氰化物与亚铁过氧化物酶的结合。
The binding of cyanide to ferroperoxidase.
作者信息
Phelps C, Antonini E, Brunori M
出版信息
Biochem J. 1971 Mar;122(1):79-87. doi: 10.1042/bj1220079.
Abstract
- The equilibrium and kinetics of cyanide binding to ferroperoxidase were investigated. At pH9.1 the equilibrium and kinetic measurements agree closely and disclose a single process with an affinity constant of 1.1x10(3)m(-1) and combination and dissociation velocity constants of 29m(-1).s(-1) and 2.5x10(-2)s(-1) respectively. 2. At pH values below 8 the affinity constant falls until at pH6.0 the ferroperoxidase.cyanide complex is no longer formed. This is shown to be associated with the formation of ferriperoxidase.cyanide complex in the mixture even in the presence of excess of sodium dithionite. 3. Rapid-pH-jump experiments show a fast pseudo-first-order interconversion between ferroperoxidase.cyanide complex at pH9.1 and ferriperoxidase.cyanide complex at pH6.0. 4. The kinetics of binding of cyanide to dithionite-reduced peroxidase at pH6.0 are complicated and radically different from those observed at pH9.1. 5. Above pH8 the change of affinity constant with pH is consistent with the undissociated species, HCN, being bound by the ferroperoxidase.

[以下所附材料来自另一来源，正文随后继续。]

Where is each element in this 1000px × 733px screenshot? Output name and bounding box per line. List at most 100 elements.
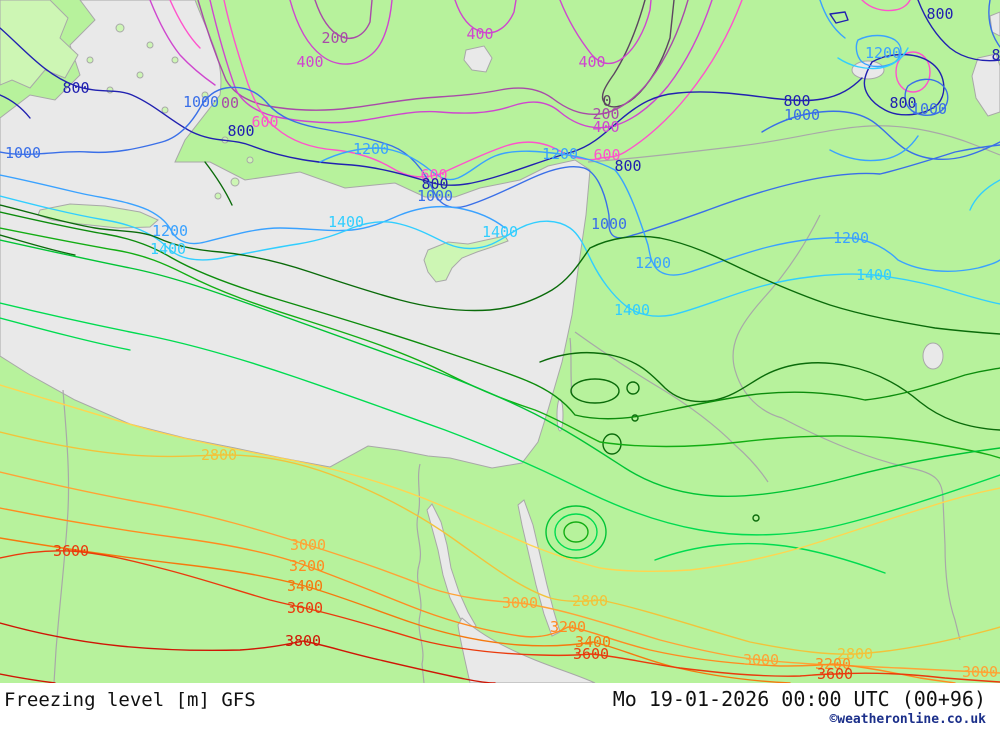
contour-3400	[0, 537, 791, 683]
contour-label-00: 00	[221, 94, 239, 112]
contour-1600-levant	[539, 351, 1000, 431]
contour-1000	[0, 86, 1000, 239]
contour-3000	[0, 471, 1000, 674]
contour-label-800: 800	[227, 122, 254, 140]
contour-sinai-ring3	[563, 521, 589, 543]
contour-3800	[0, 622, 496, 683]
red-sea	[457, 617, 596, 683]
contour-1600-blob	[570, 378, 620, 404]
contour-2200	[0, 239, 1000, 497]
contour-800-loop-east	[863, 53, 945, 116]
lake-tuz	[463, 45, 493, 73]
contour-400-ridge	[559, 0, 652, 65]
contour-label-400: 400	[592, 118, 619, 136]
contour-2400-west2	[0, 317, 131, 351]
contour-label-1000: 1000	[784, 106, 820, 124]
contour-400-dip-center	[454, 0, 517, 34]
forecast-datetime: Mo 19-01-2026 00:00 UTC (00+96)	[612, 687, 986, 711]
contour-label-3400: 3400	[575, 633, 611, 651]
border-iraq	[732, 214, 821, 419]
contour-1400-right-edge	[969, 179, 1000, 211]
contour-2800	[0, 431, 1000, 655]
contour-label-600: 600	[593, 146, 620, 164]
contour-green-arc-south	[654, 542, 886, 574]
map-title: Freezing level [m] GFS	[4, 689, 256, 711]
copyright-credit: ©weatheronline.co.uk	[829, 712, 986, 727]
contour-1600	[0, 204, 1000, 335]
contour-label-800: 800	[614, 157, 641, 175]
contour-1200-anatolia	[319, 147, 1000, 276]
contour-label-3400: 3400	[287, 577, 323, 595]
contour-1600-dot	[626, 381, 640, 395]
contour-label-3600: 3600	[53, 542, 89, 560]
lake-corner	[989, 11, 1000, 37]
contour-1200-west	[0, 174, 506, 245]
contour-label-1000: 1000	[417, 187, 453, 205]
aegean-island	[146, 41, 154, 49]
contour-3200	[0, 507, 956, 683]
contour-label-3000: 3000	[502, 594, 538, 612]
contour-label-1400: 1400	[614, 301, 650, 319]
border-turkey-east	[587, 125, 1000, 163]
contour-1600-aegean	[204, 161, 233, 206]
lake-east	[922, 342, 944, 370]
contour-label-3000: 3000	[290, 536, 326, 554]
contour-label-1200: 1200	[865, 44, 901, 62]
contour-label-3200: 3200	[815, 655, 851, 673]
contour-1400	[0, 195, 1000, 317]
contours-warm	[0, 384, 1000, 683]
contour-400-dip-west	[289, 0, 393, 65]
contour-800	[0, 27, 863, 186]
contour-label-2800: 2800	[837, 645, 873, 663]
contour-600-ring	[895, 51, 931, 93]
contour-label-800: 800	[889, 94, 916, 112]
contour-800-northeast	[917, 0, 1000, 62]
contour-magenta-nw	[149, 0, 216, 86]
aegean-island	[246, 156, 254, 164]
border-egypt-libya	[53, 389, 70, 683]
contour-600-arc	[861, 0, 911, 12]
aegean-island	[86, 56, 94, 64]
contour-1600-west2	[0, 234, 76, 256]
border-iraq-saudi	[781, 417, 961, 641]
contour-sinai-ring2	[554, 513, 598, 551]
contour-label-800: 800	[783, 92, 810, 110]
contours-blue	[0, 0, 1000, 317]
contour-label-1000: 1000	[5, 144, 41, 162]
contour-label-800: 800	[421, 175, 448, 193]
contour-label-2800: 2800	[201, 446, 237, 464]
contour-600	[223, 0, 743, 178]
aegean-island	[171, 56, 179, 64]
contour-label-800: 800	[926, 5, 953, 23]
contours-green	[0, 161, 1000, 574]
contour-label-200: 200	[321, 29, 348, 47]
contour-label-0: 0	[602, 92, 611, 110]
aegean-island	[161, 106, 169, 114]
contour-label-1000: 1000	[591, 215, 627, 233]
contour-1600-dot3	[752, 514, 760, 522]
contour-1000-east	[761, 110, 1000, 160]
contour-label-3600: 3600	[573, 645, 609, 663]
contour-1600-dot2	[631, 414, 639, 422]
karpathos-island	[214, 192, 222, 200]
lake-northeast	[971, 53, 1000, 117]
contour-label-3800: 3800	[285, 632, 321, 650]
contour-1000-ne-edge	[988, 0, 1000, 48]
contour-label-3600: 3600	[287, 599, 323, 617]
contour-4000-corner	[0, 673, 56, 683]
contour-label-400: 400	[466, 25, 493, 43]
contour-2600	[0, 384, 1000, 573]
contour-label-3600: 3600	[817, 665, 853, 683]
contour-pink-nw	[169, 0, 201, 49]
contour-1200-ne	[819, 0, 846, 39]
contour-label-3000: 3000	[962, 663, 998, 681]
aegean-island	[136, 71, 144, 79]
cyprus-island	[423, 235, 509, 283]
contour-label-600: 600	[420, 166, 447, 184]
contour-800-nw	[0, 94, 31, 119]
contour-400	[209, 0, 713, 129]
status-bar: Freezing level [m] GFS Mo 19-01-2026 00:…	[0, 683, 1000, 733]
border-jordan	[574, 331, 769, 483]
contour-label-800: 800	[62, 79, 89, 97]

The enthalpy for this process measured both by equilibrium and kinetic methods is about -8kcal/mol. 6. The binding of cyanide to reconstituted peroxidases, proto, meso and deutero, was investigated. 7. The results are discussed in relation to known data on cyanide binding to other haemoproteins.
摘要
- 研究了氰化物与亚铁过氧化物酶结合的平衡和动力学。在pH9.1时,平衡和动力学测量结果非常吻合,揭示了一个单一过程,其亲和常数为1.1×10³m⁻¹,结合和解离速度常数分别为29m⁻¹·s⁻¹和2.5×10⁻²s⁻¹。2. 在pH值低于8时,亲和常数下降,直到在pH6.0时不再形成亚铁过氧化物酶 - 氰化物复合物。结果表明,即使存在过量的连二亚硫酸钠,混合物中也会形成高铁过氧化物酶 - 氰化物复合物。3. 快速pH跃变实验表明,在pH9.1的亚铁过氧化物酶 - 氰化物复合物和pH6.0的高铁过氧化物酶 - 氰化物复合物之间存在快速的准一级相互转化。4. 在pH6.0时,氰化物与连二亚硫酸钠还原的过氧化物酶结合的动力学很复杂,与在pH9.1时观察到的情况有根本不同。5. 在pH8以上,亲和常数随pH的变化与未解离的物种HCN被亚铁过氧化物酶结合一致。通过平衡和动力学方法测量的该过程的焓约为 -8kcal/mol。6. 研究了氰化物与重组过氧化物酶原、中过氧化物酶和氘过氧化物酶的结合。7. 结合氰化物与其他血红蛋白的已知数据对结果进行了讨论。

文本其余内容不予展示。